گزارش 1 مورد تأخیر تکامل به علت فوکوسیدوز همراه با میلومننگوسل

Fucosidosis is a rare hereditary metabolic disease that is resulted from a deficiency in α-fucosidase enzyme activity. This deficiency produces accumulation of fucose-containing glycosphingolipids, glycoproteins and oligosaccharides in lysosomes of liver, brain and other organs. Phenotypes of this disease are various. Most of the cases have severe form or infantile type that begins in the first year of life with psychomotor retardation, coarse facial features and macroglossia (similar to mucopolysaccharidoses), hepatosplenomegaly and skeletal disorders (dysostosis multiplex). In milder types, clinical signs begin in the second year of life. The first sign is angiokeratomas (similar to Fabry disease).
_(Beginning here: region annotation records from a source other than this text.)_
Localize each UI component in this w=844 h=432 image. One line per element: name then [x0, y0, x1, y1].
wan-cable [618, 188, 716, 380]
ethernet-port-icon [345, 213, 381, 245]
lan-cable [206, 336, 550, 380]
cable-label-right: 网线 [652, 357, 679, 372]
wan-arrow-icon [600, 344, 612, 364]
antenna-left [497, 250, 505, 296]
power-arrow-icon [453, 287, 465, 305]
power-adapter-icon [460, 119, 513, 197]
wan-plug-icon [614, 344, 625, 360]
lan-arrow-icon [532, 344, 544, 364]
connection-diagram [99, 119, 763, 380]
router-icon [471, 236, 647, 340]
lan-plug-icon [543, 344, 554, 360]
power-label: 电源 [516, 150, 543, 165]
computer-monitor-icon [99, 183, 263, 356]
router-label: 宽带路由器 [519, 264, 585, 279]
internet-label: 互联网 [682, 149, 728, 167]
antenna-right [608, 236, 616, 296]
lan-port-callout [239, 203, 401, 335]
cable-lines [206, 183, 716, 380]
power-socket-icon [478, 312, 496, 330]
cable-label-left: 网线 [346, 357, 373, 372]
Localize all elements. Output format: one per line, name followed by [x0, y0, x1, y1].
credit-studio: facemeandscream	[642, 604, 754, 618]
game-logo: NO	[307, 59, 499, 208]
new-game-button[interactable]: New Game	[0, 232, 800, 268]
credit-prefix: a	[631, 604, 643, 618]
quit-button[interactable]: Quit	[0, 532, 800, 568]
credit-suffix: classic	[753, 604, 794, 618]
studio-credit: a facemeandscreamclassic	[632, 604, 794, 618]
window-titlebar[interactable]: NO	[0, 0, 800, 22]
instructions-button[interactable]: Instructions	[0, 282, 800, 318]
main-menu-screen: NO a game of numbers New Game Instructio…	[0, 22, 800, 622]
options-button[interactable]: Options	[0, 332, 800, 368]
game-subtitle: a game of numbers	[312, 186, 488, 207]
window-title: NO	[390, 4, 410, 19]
After that, thick skin, puffy eyelids, spastic gait and positive Babinski appear gradually. The case of the present report was a 13-month-old girl who referred due to motor developmental delay. In physical examination, there were developmental delay, growth retardation(weight, height and head circumference<5 percentile of normal), coarse facies, macroglossia, puffy eyelids, skeletal deformities and myelomeningocele in thoracic region. Laboratory studies revealed a deficient enzymatic activity of fucosidase and no mucopolysacchariduria.